The South China Morning Post ‘reveals’ the tycoons and others who have an inordinate say in the quasi-elections for Hong Kong’s Chief Executive. It is in fact all on the public record. But the numbers are interesting, if not faintly ludicrous.
A quarter of Election Committee members have been on the body for at least a decade. (The Committee has grown in size over time, so that quarter would have been a bigger proportion in the past.) This group of veterans are mostly either delegates to China’s rubber-stamp national assemblies or tycoons – mostly of the aging, property-cartel variety. They get their seats either automatically as delegates, or in uncontested polls in which the voters are not humans but corporations (many of which have the same owners, so these old tycoon guys vote for themselves, multiple times).
The more representative ‘sectors’ have more frequent turnover of Committee members, the paper notes. To which our response is basically ‘so what?’, as it means nothing of any consequence. The only thing you need to know about the Election/Nomination Committee is that its composition is carefully and minutely arranged. If you went through the 1,200 names one-by-one, it would work out something like 15% pro-democrats, 34% tycoons and shoe-shiners likely but not totally certain to do Beijing’s bidding, and 51% puppets directly controlled by Beijing’s officials. The SCMP, like so much of the media, perpetuates the untruth that, in its small-circle way, the body exercises a free and open vote – one that could go one way or could go another. This is completely false: the result is decided in the Politburo first, then the ‘vote’ takes place.
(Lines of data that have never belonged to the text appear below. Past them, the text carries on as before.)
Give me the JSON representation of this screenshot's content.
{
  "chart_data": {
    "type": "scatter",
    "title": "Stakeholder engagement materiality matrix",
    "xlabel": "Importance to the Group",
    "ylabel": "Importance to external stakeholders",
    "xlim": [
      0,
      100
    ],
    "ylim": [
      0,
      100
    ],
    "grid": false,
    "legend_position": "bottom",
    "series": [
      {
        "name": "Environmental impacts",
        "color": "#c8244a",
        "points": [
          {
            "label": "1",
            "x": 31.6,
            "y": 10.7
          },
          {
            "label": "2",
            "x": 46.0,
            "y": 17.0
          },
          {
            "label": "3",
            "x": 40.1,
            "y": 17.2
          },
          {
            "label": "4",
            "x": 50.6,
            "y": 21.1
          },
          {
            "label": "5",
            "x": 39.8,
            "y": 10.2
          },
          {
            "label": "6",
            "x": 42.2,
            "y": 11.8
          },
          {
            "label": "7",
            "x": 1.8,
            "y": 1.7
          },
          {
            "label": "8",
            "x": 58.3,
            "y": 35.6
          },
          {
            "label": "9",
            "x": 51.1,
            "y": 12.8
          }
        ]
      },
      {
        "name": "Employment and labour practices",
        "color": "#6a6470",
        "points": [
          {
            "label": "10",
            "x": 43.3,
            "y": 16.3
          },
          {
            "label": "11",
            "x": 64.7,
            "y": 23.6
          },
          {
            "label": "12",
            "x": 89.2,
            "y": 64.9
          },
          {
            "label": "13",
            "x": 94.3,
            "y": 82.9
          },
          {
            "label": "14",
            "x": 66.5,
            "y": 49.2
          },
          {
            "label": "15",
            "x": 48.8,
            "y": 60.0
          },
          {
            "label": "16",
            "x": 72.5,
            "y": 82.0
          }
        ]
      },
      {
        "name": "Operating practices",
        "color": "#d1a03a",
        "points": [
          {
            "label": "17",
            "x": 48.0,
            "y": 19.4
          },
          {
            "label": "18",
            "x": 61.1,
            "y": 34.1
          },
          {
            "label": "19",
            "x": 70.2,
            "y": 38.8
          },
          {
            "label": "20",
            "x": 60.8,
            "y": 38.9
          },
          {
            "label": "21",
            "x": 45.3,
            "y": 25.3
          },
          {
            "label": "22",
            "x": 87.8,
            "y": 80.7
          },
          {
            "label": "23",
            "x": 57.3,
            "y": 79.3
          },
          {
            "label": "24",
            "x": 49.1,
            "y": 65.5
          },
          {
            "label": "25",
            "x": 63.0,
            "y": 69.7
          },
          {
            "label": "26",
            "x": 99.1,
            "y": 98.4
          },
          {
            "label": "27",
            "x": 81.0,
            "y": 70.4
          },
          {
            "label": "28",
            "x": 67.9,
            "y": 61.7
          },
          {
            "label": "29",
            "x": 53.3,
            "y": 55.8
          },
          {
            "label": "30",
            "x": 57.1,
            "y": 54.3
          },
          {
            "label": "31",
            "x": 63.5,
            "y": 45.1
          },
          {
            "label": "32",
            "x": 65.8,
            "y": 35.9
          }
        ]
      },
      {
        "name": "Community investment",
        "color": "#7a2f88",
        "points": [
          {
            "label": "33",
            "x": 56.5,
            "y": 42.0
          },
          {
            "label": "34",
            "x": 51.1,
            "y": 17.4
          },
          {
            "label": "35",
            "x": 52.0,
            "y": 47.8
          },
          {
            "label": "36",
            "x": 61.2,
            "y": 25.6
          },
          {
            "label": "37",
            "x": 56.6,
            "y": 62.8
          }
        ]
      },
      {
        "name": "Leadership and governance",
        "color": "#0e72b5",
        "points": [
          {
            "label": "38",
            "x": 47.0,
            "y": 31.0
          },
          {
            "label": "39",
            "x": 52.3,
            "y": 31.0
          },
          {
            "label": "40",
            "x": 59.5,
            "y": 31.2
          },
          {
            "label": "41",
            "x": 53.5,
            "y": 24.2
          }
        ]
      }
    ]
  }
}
Gluttons for this sort of thing also get an in-depth look at the Sports sub-sector guy, who says ‘it may be inappropriate’ to let all members of a football club vote.
In public, all pro-establishment Committee members maintain the fiction that they are taking part in an unrigged process. Amusingly, a few of the most easily flattered seem to believe it. As if the Chinese Communist Party would allow someone else to choose. It’s almost charming.
Still, the article accentuates the rottenness of the system, and deserves an audience if only to make people angry. For example, whatever happened to the CCP that went around killing landlords?
For [faithful patriot] Ann Chiang Lai-wan, who served on all four committees before becoming a lawmaker, no cap should be placed on the number of terms of membership. She said: “Imagine if Li Ka-shing ceased to be on the committee – that’d be a matter of concern.”
Needless to say the reporter asks ‘to whom?’ and ‘why?’ and ‘what about when he dies?’
Just kidding – of course he doesn’t. Any more than he admits that it’s irrelevant how long anyone is on the Committee.
Well it’s pretty obvious that once LKS expires, his body’ll be mummified like an old Buddhist monk’s and he’ll be rolled around on a trolly and placed at the head of every conference table whenever a meeting requires voting and/or comments from the Big Guy.
….then the CCP organ grinder said to the innocent but naive flower girl, “Christine, put your tu-lips on my organ !”. And so she did.